19 April, 2013

Chrome OS: Stuff the "glorified browser" naysayers simply don't knowabout

Okay, "glorified browser" naysayers: What happens when you create an HTML file in Adobe Dreamweaver, Kompozer, etc. along with the necessary Javascript, save it to your desktop, and right-click it? Notice how there's nothing but a list of Web browsers on the list of apps that can open the file?

Try downloading this very article, this very page, in fact, to your desktop by clicking the button below and see what happens when you open it locally:

As you can see, HTML + CSS + Javascript code CAN be executed locally. And if that combination can be executed locally, so can a whole Web app be executed locally. In fact, there is such a thing. It's called a packaged app, and it's precisely what makes Chrome OS much more valuable than people think.

What a packaged app does: It is installed via a .crx package, the very same metadata-enhanced .zip file that Chrome extensions (and hosted apps) use as installation media. However, there's one key difference: A hosted app ONLY unpacks metadata (manifest.json) from its .crx file. A packaged app, in contrast, also has ALL the HTML, Javascript, CSS, Native Client, and whatever else packed into the .crx file along with the metadata. This means that not only do packaged apps run offline, but they can also take advantage of some APIs that hosted apps can't. They can theme their own windows. They can access USB, Bluetooth, and other hardware devices. They can request unlimited persistent storage. They can even run in the background and listen for events such as when USB devices are plugged/unplugged, when the Internet is connected/disconnected, or when the browser/OS is shut down/rebooted.

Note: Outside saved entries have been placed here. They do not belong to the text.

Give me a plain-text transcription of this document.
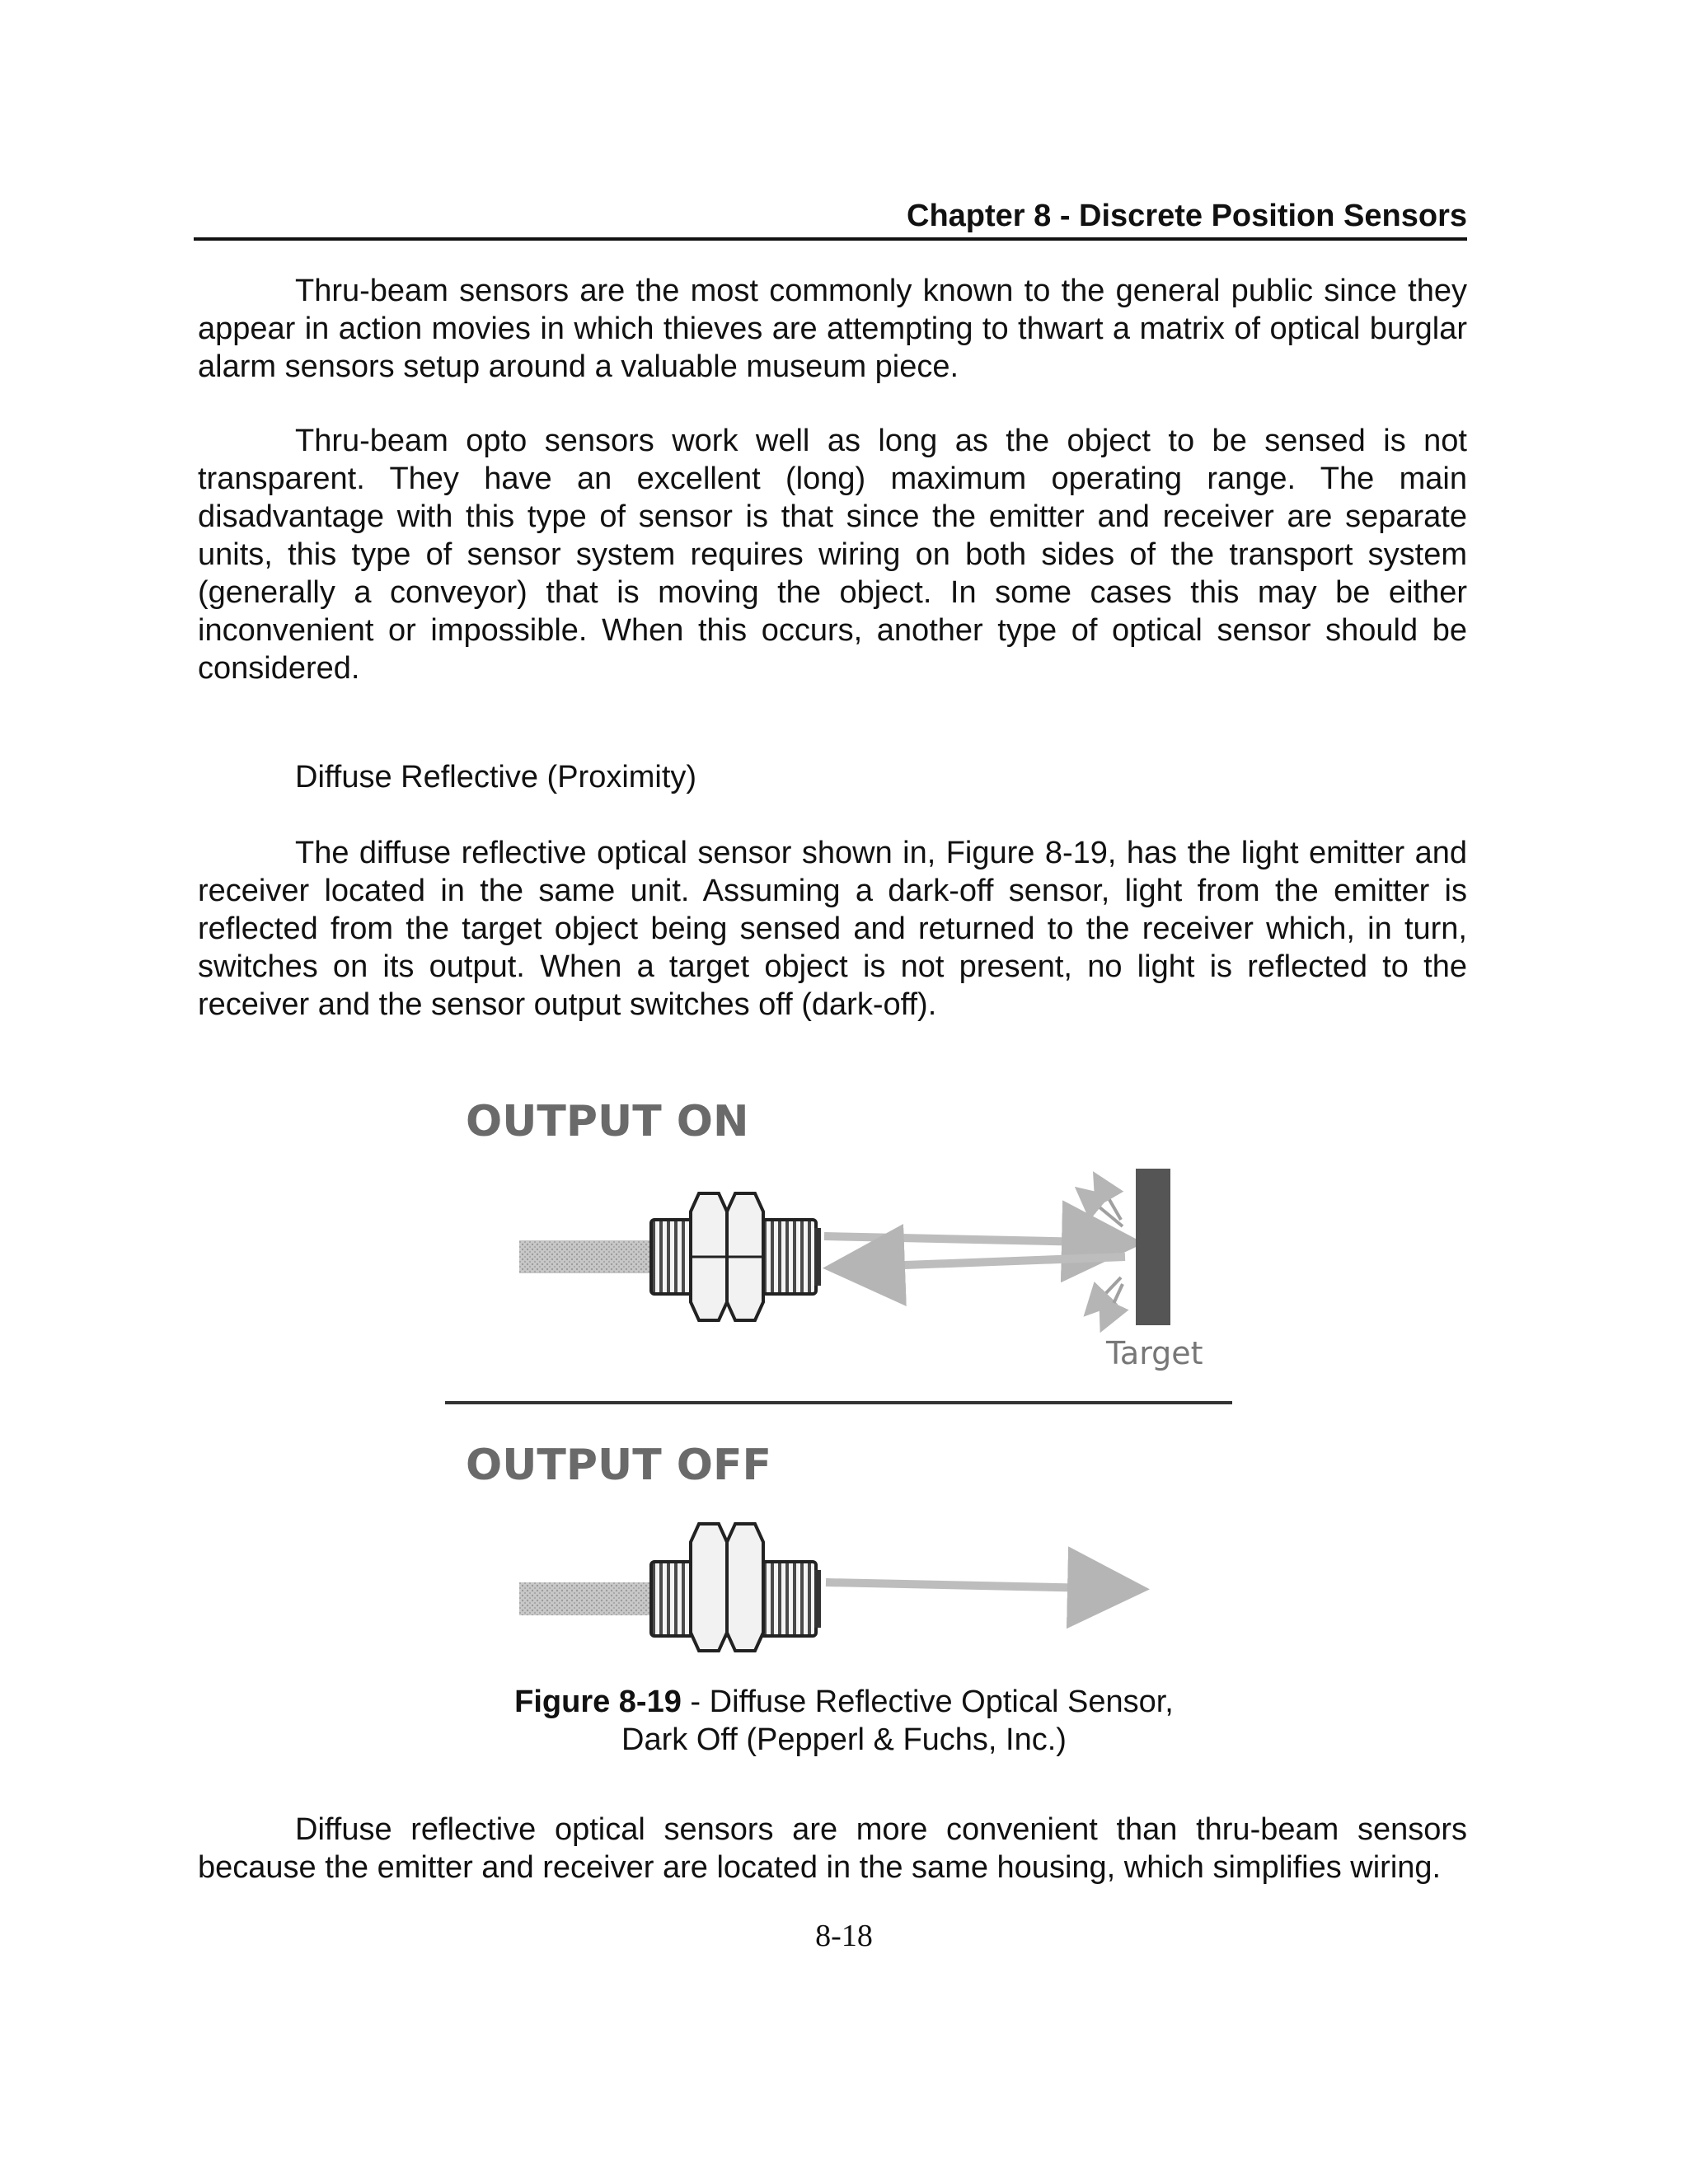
Chapter 8 - Discrete Position Sensors

Thru-beam sensors are the most commonly known to the general public since they appear in action movies in which thieves are attempting to thwart a matrix of optical burglar alarm sensors setup around a valuable museum piece.

Thru-beam opto sensors work well as long as the object to be sensed is not transparent. They have an excellent (long) maximum operating range. The main disadvantage with this type of sensor is that since the emitter and receiver are separate units, this type of sensor system requires wiring on both sides of the transport system (generally a conveyor) that is moving the object. In some cases this may be either inconvenient or impossible. When this occurs, another type of optical sensor should be considered.

Diffuse Reflective (Proximity)

The diffuse reflective optical sensor shown in, Figure 8-19, has the light emitter and receiver located in the same unit. Assuming a dark-off sensor, light from the emitter is reflected from the target object being sensed and returned to the receiver which, in turn, switches on its output. When a target object is not present, no light is reflected to the receiver and the sensor output switches off (dark-off).

OUTPUT ON
Target
OUTPUT OFF
Figure 8-19 - Diffuse Reflective Optical Sensor,
Dark Off (Pepperl & Fuchs, Inc.)

Diffuse reflective optical sensors are more convenient than thru-beam sensors because the emitter and receiver are located in the same housing, which simplifies wiring.

8-18
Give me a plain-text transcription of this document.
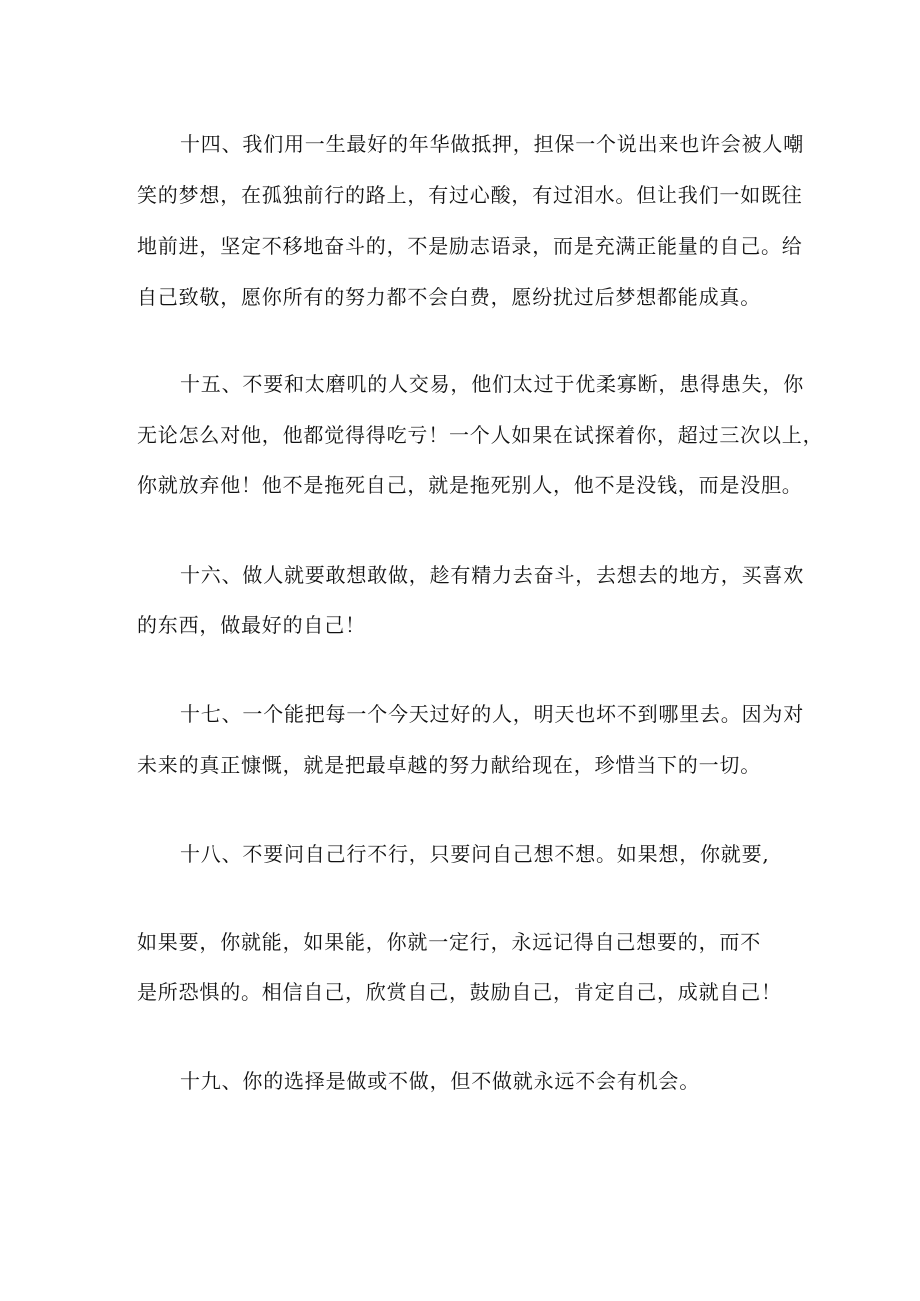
十四、我们用一生最好的年华做抵押，担保一个说出来也许会被人嘲
笑的梦想，在孤独前行的路上，有过心酸，有过泪水。但让我们一如既往
地前进，坚定不移地奋斗的，不是励志语录，而是充满正能量的自己。给
自己致敬，愿你所有的努力都不会白费，愿纷扰过后梦想都能成真。
十五、不要和太磨叽的人交易，他们太过于优柔寡断，患得患失，你
无论怎么对他，他都觉得得吃亏！一个人如果在试探着你，超过三次以上，
你就放弃他！他不是拖死自己，就是拖死别人，他不是没钱，而是没胆。
十六、做人就要敢想敢做，趁有精力去奋斗，去想去的地方，买喜欢
的东西，做最好的自己！
十七、一个能把每一个今天过好的人，明天也坏不到哪里去。因为对
未来的真正慷慨，就是把最卓越的努力献给现在，珍惜当下的一切。
十八、不要问自己行不行，只要问自己想不想。如果想，你就要,
如果要，你就能，如果能，你就一定行，永远记得自己想要的，而不
是所恐惧的。相信自己，欣赏自己，鼓励自己，肯定自己，成就自己！
十九、你的选择是做或不做，但不做就永远不会有机会。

For a perfect example of what kind of power is stuffed into the Javascript APIs that make up the packaged apps, one needs to look no further than CIRC:

A full-fledged IRC client. That's just one example of the kind of power packaged apps are able to possess. Not to mention, of course, that there is an ever-increasing boatload of apps that all work without an Internet connection, and almost half of those are packaged apps that actually do install themselves. Many internal Chrome OS apps are the same way. Case in point: the calculator.

And the file manager:

In both of these cases, what do we see? Apps that are both installed offline and function offline, without the need for an Internet connection, and can take advantage of some tools (such as hardware device access in the file manager case) that simply cannot happen with a hosted Web app.

Yet people still don't get it. They seem to think that if it's a "browser OS", it's impossible to run offline. Please. Between HTML5 AppCache and packaged apps, there's absolutely no reason to complain on that front. Developers just need to learn that packaged apps make MUCH more sense than hosted apps do. The minute they actually learn that, Chrome will actually become more of an app platform than once thought, and people will actually begin to see that Chromebooks DO have more functionality than just web browsing. Well screw you, guys! These examples alone are enough to invalidate your claims, not to mention the boatload of HTML5 AppCache apps that are also installed from the Web Store can define local storage permissions in the manifest file instead of needing to pop up a banner asking for AppCache permission. The result? Less time waiting for user interaction, and more time enjoying offline functionality.